Sandy damage on Staten Island (credit: PAUL J. RICHARDS/AFP/Getty Images)

Sandy damage on Staten Island (credit: PAUL J. RICHARDS/AFP/Getty Images)

Superstorm Sandy

NEW YORK (CBSNewYork/AP) — President Barack Obama will travel to New York on Thursday to view recovery efforts from superstorm Sandy, the White House said Friday.

White House press secretary Jay Carney said Obama will meet with affected families, local officials and first responders who have been dealing with the massive storm’s aftermath. New York officials estimate damage from Sandy could total $33 billion in the state.

Sandy rattled parts of New York City and New Jersey with a storm surge reaching 14 feet, killing more than 100 people and leaving millions without power.

Obama traveled to the New Jersey coastline Oct. 31 to meet with Gov. Chris Christie and view recovery efforts in coastal communities.

The same day Obama met with Christie, Mayor Michael Bloomberg said he spoke to Obama and his chief of staff, Jack Lew, and told them the city would “love to have him, but we’ve got lots of things to do.”

Bloomberg said that he wasn’t trying to “dis” the president and that his trip to New Jersey on Wednesday would represent the whole region.

The mayor also spoke highly of the relationship between federal and local officials.
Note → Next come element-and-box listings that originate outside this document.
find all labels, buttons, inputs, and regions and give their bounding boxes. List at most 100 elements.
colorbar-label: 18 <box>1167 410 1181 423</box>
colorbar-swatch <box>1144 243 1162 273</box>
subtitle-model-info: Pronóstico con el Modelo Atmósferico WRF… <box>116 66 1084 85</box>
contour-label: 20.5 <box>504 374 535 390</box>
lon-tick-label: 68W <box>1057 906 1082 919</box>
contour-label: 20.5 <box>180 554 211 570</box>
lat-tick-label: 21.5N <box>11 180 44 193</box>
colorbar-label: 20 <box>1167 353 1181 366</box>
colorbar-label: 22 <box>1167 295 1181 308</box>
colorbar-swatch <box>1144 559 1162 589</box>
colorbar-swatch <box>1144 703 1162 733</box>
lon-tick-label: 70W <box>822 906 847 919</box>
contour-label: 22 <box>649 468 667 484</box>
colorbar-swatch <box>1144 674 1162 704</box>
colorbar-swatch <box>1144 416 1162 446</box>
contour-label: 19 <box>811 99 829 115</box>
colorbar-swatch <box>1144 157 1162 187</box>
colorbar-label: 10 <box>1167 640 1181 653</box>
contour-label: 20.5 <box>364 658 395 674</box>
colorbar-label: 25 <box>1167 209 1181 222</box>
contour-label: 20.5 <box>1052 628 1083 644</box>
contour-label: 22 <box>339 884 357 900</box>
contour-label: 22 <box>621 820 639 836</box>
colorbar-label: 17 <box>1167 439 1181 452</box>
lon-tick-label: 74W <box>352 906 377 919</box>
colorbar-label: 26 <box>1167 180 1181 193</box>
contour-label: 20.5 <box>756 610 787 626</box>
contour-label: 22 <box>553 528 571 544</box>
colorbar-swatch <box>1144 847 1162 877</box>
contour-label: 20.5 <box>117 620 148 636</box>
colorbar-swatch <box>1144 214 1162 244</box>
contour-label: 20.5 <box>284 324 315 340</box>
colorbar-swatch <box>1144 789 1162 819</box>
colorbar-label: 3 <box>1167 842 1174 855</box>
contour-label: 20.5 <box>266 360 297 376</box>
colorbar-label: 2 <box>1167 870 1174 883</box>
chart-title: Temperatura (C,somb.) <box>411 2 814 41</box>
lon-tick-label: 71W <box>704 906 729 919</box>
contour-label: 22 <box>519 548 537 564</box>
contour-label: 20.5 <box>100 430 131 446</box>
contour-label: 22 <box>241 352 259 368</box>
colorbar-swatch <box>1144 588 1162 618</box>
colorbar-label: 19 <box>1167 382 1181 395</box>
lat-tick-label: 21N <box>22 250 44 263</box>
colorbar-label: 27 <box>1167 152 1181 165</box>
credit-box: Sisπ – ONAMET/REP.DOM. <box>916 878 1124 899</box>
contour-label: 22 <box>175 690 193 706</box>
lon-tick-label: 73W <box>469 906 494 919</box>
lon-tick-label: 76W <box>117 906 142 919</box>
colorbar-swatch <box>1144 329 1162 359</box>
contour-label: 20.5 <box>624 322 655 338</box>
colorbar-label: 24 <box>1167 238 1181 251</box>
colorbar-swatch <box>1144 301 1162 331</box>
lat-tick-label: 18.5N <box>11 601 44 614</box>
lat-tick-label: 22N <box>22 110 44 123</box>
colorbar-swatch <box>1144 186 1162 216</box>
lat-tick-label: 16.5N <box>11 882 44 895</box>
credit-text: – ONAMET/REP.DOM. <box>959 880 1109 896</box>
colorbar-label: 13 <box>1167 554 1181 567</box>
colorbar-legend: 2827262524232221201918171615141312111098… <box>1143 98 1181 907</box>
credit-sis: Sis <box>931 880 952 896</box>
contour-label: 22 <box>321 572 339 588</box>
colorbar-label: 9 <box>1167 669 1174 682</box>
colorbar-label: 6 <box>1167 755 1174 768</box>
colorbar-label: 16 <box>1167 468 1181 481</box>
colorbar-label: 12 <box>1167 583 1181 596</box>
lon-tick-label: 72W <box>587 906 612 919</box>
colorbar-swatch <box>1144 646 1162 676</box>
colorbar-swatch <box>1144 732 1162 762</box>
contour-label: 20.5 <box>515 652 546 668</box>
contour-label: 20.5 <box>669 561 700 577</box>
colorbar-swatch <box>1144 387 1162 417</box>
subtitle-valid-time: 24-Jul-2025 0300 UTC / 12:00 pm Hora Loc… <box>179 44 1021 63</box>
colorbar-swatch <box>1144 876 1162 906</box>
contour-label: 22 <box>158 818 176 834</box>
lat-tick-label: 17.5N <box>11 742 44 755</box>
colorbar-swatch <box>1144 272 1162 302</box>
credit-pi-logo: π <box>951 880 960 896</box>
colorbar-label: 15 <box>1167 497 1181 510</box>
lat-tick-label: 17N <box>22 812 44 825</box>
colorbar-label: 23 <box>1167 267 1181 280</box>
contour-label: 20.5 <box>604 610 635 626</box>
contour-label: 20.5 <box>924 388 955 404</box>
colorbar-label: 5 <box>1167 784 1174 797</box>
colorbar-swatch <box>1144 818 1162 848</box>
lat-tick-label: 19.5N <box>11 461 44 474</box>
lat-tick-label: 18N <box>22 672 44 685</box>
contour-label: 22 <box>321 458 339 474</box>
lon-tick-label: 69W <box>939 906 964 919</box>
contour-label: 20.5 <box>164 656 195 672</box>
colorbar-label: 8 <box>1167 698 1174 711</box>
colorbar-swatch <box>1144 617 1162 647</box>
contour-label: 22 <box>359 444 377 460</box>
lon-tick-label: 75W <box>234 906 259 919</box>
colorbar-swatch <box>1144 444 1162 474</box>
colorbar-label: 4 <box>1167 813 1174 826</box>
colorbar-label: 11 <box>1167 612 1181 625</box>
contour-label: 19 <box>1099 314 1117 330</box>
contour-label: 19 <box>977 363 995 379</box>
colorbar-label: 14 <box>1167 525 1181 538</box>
He said that on a conference call with the president and other mayors and governors of affected areas, everybody kept saying, “Thank you for the service.”

Last Friday, Obama declared Westchester and Rockland counties Major Disaster areas.

The declaration means the federal government can send aid to state and local governments and makes federal funding available to affected individuals. That assistance includes grants for temporary housing, home repairs, low-cost loans to cover property losses, and more.

“New York appreciates all the support we have received from Washington as we continue to recover from Hurricane Sandy,” Gov. Andrew Cuomo said.